The Kurdish minority of northern Iraq speaks an Indo-European language very different from the Semitic language of Arabic, and has long sought greater autonomy from Baghdad. Largely farmers and pastoralists, they practice a mystical, Sufi form of Islam that is distinctive in modern Iraq. During the Iran-Iraq war of 1980-1988, which Saddam Hussein launched against his neighbor, the Kurds sought Iranian support for their insurgency. The Baath regime, threatened, responded by destroying Kurdish villages in strategic zones, resorting to ethnic cleansing.
These brutal conventional measures failed to achieve their objective, and for that reason the Baath regime initiated its chemical warfare on the Kurds in 1988. The operation was headed up by Saddam’s cousin, Ali Hasan al-Majid, the Secretary-General of the Northern Bureau of the Ba’th Organization. For this reason, Iraqis call him “Chemical Ali.”

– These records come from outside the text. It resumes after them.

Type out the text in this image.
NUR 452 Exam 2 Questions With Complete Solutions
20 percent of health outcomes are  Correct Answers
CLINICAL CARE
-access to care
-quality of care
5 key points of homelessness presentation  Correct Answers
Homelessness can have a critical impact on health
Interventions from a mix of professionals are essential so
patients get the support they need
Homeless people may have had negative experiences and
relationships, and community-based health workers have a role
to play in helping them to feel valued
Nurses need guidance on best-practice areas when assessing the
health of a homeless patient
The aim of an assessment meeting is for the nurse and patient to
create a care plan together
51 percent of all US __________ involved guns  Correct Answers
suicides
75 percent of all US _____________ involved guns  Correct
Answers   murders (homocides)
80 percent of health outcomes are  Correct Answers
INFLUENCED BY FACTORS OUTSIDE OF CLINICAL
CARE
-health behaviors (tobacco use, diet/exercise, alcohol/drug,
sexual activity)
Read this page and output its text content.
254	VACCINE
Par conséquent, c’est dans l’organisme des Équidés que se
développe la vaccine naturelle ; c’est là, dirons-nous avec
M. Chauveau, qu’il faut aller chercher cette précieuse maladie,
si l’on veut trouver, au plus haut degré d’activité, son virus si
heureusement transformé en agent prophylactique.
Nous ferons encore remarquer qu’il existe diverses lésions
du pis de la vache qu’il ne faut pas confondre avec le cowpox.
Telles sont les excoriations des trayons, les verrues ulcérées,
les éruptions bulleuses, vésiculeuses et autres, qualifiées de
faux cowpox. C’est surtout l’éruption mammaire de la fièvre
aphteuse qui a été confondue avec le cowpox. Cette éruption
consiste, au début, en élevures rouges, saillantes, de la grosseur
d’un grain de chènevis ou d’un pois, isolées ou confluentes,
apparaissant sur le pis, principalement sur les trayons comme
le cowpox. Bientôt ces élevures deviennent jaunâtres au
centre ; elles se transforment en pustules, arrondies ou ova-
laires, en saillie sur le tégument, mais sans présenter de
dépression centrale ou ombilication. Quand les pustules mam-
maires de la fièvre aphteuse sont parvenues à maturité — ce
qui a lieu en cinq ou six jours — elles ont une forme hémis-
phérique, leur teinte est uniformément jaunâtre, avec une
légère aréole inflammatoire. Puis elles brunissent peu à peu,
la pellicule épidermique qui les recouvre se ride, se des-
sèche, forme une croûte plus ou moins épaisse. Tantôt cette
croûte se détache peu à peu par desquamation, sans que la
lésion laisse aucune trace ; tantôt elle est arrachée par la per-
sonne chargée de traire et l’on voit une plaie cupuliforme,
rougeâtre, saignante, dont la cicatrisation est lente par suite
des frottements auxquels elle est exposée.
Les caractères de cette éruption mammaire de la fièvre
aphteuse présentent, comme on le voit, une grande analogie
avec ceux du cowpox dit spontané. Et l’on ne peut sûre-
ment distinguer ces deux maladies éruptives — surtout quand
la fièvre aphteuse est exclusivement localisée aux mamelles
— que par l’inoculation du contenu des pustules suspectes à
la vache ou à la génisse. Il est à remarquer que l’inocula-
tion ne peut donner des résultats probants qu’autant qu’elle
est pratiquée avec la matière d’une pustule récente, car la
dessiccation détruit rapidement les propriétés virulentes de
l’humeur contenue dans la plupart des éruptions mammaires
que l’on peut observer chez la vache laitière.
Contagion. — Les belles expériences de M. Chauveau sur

The Baath regime launched 39 separate gas attacks against the Kurds, many of them targeting villages far from the Iran-Iraq border. Beginning at night on Thursday, March 16, and extending into Friday, March 17, 1988, the city of Halabja (population 70,000), was bombarded with twenty chemical and cluster bombs. Photographs show dead children in the street with lunch pails. An estimated 5,000 persons died. Although some analysts say the gas used was hydrogen cyanide (not in Iraq’s arsenal), others have suggested it might have been sarin, VX, and tabun. Iraq is known to have these agents. (Iran is not known to have hydrogen cyanide, in any case).
High Iraqi officials, including Vice-Premier Tariq Aziz, have since admitted using chemical weapons against the Kurds. Last year, Radio Free Iraq broadcast the allegation by a former brigadier general in Saddam’s air force that the command to use “extraordinary” weapons against Halabjah came from the president himself.
The Anfal campaign deeply traumatized the Kurdish people, and its psychological effects are felt powerfully to this day. Kurds of Halabja recently protested against Western skeptics who questioned whether Saddam had and would use chemical weapons. They said they were living proof that he did and would.
There is no doubt that Saddam launched this chemical weapons campaign (which was also waged on the battlefield against Iranian troops, with devastating results). Persons may argue in good faith about whether his resort to weapons of mass destruction in 1988 justifies forcible regime change now. My own knowledge of the horrors Saddam has perpetrated makes it impossible for me to stand against the coming war, however worried I am about its aftermath. World order is not served by unilateral military action, to which I do object. But world order, human rights and international law are likewise not served by allowing a genocidal monster to remain in power.